Should I use XPath or just DOM?

Pete  picture Pete · Mar 4, 2011 · Viewed 8.6k times · Source

I have a bunch of hierarchical data stored in an XML file. I am wrapping that up behind hand-crafted classes using TinyXML. Given an XML fragment that describes a source signature as a set of (frequency, level) pairs a bit like this:

<source>
  <sig><freq>1000</freq><level>100</level><sig>
  <sig><freq>1200</freq><level>110</level><sig>
</source>

i am extracting the pairs with this:

std::vector< std::pair<double, double> > signature() const
{
    std::vector< std::pair<double, double> > sig;
    for (const TiXmlElement* sig_el = node()->FirstChildElement ("sig");
        sig_el;
        sig_el = sig_el->NextSiblingElement("sig"))
    {
        const double level = boost::lexical_cast<double> (sig_el->FirstChildElement("level")->GetText());
        const double freq =  boost::lexical_cast<double> (sig_el->FirstChildElement("freq")->GetText());
        sig.push_back (std::make_pair (freq, level));
    }
    return sig;
}

where node() is pointing at the <source> node.

Question: would I get a neater, more elegant, more maintainable or in any other way better piece of code using an XPath library instead?

Update: I have tried it using TinyXPath two ways. Neither of them actually work, which is a big point against them obviously. Am I doing something fundamentally wrong? If this is what it is going to look like with XPath, I don't think it is getting me anything.

std::vector< std::pair<double, double> > signature2() const
{
    std::vector< std::pair<double, double> > sig;
    TinyXPath::xpath_processor source_proc (node(), "sig");
    const unsigned n_nodes = source_proc.u_compute_xpath_node_set();
    for (unsigned i = 0; i != n_nodes; ++i)
    {
        TiXmlNode* s = source_proc.XNp_get_xpath_node (i);
        const double level = TinyXPath::xpath_processor(s, "level/text()").d_compute_xpath();
        const double freq =  TinyXPath::xpath_processor(s, "freq/text()").d_compute_xpath();
        sig.push_back (std::make_pair (freq, level));
    }
    return sig;
}

std::vector< std::pair<double, double> > signature3() const
{
    std::vector< std::pair<double, double> > sig;
    int i = 1;
    while (TiXmlNode* s = TinyXPath::xpath_processor (node(), 
        ("sig[" + boost::lexical_cast<std::string>(i++) + "]/*").c_str()).
        XNp_get_xpath_node(0))
    {
        const double level = TinyXPath::xpath_processor(s, "level/text()").d_compute_xpath();
        const double freq =  TinyXPath::xpath_processor(s, "freq/text()").d_compute_xpath();
        sig.push_back (std::make_pair (freq, level));
    }
    return sig;
}

As a secondary issue, if so, which XPath library should I be using?

Answer

Alain Pannetier picture Alain Pannetier · Mar 5, 2011

In general I tend to prefer XPath based solutions for their concision and versatility but, honestly, in your case, I don't think using XPath will bring a lot to your signature.

Here is why:

Code elegance
Your code is nice and compact and it will not get any better with an XPath expression.

Memory footprint
Unless your input XML configuration file is huge (a kind of oxymoron) and the DOM parsing would entail a large memory footprint, for which there is no proof that using XPath would be a decisive cure, I would stick with DOM.

Execution Speed
On such a simple XML tree, execution speed should be comparable. If there would be a difference, it would probably be in TinyXml's advantage because of the collocation of the freq and level tags under a given node.

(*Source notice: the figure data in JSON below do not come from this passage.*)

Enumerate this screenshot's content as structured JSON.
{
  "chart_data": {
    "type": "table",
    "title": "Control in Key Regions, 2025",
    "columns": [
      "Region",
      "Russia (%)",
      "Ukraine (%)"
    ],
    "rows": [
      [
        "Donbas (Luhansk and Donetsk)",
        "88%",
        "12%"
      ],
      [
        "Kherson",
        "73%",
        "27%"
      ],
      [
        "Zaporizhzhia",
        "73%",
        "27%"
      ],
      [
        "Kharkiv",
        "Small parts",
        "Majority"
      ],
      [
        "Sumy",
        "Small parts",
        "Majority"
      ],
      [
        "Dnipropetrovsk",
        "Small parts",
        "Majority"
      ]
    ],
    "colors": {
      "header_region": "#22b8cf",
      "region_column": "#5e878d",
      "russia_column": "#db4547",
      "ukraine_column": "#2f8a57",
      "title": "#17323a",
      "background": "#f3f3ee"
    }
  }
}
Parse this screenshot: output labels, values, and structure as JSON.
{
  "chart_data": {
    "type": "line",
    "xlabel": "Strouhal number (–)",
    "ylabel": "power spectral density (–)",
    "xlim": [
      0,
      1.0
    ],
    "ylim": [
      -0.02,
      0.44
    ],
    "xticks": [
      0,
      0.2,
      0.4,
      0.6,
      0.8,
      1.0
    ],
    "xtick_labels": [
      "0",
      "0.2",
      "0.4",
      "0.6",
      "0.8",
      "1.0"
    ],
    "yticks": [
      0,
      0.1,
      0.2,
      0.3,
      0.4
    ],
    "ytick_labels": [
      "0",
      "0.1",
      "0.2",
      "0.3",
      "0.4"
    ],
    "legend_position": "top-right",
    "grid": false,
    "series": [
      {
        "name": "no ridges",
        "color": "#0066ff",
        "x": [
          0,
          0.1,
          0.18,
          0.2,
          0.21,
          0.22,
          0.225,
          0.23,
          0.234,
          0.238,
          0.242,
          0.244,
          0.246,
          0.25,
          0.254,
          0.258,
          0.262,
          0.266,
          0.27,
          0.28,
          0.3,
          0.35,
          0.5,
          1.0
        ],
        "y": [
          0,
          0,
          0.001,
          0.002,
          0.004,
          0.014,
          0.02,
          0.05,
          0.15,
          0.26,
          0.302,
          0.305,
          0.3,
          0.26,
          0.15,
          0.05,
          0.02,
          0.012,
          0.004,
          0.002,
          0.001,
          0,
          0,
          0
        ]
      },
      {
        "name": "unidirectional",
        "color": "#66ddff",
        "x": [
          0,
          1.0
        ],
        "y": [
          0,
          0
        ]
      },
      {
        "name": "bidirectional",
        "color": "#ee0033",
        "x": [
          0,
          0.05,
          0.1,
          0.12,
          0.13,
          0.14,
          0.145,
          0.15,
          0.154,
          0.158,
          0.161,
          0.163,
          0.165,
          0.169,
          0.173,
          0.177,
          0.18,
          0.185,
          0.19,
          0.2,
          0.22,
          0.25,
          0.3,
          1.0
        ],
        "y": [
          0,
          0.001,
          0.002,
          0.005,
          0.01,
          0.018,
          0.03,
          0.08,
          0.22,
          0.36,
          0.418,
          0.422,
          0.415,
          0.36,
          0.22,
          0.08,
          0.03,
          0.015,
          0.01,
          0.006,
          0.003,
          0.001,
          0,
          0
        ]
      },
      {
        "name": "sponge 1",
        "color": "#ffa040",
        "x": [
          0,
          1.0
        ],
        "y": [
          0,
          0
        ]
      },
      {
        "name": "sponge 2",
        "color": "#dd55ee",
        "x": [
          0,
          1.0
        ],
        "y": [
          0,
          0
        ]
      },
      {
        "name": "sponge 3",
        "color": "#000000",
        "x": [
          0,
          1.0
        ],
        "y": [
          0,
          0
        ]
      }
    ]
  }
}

Libraries and external references That's the decisive point.
The leading XPath engine in the C++ world is XQilla. It supports XQuery (therefore both XPath 1.0 and 2.0) and is backed by Oracle because it's developed by the group responsible for Berkeley DB products (including precisely Berkeley DB XML – which uses XQilla).
The problem for C++ developers wishing to use XQilla is that they have several alternatives

  1. use Xerces 2 and XQilla 2.1 litter your code with casts.
  2. use XQilla 2.2+ and use Xerces 3 (no casts needed here)
  3. use TinyXPath nicely integrated with TinyXml but for which there however are a number of limitations (no support for namespaces for instance)
  4. mix Xerces and tinyXml

In summary, in your case switching to XPath just for the sake of it, would bring little benefit if any.

Yet, XPath is a very powerful tool in today's developer toolbox and no one can ignore it. If you just wish to practice on a simple example, yours is as good as any. Then, I'd keep in mind the points above and probably use TinyXPath anyway.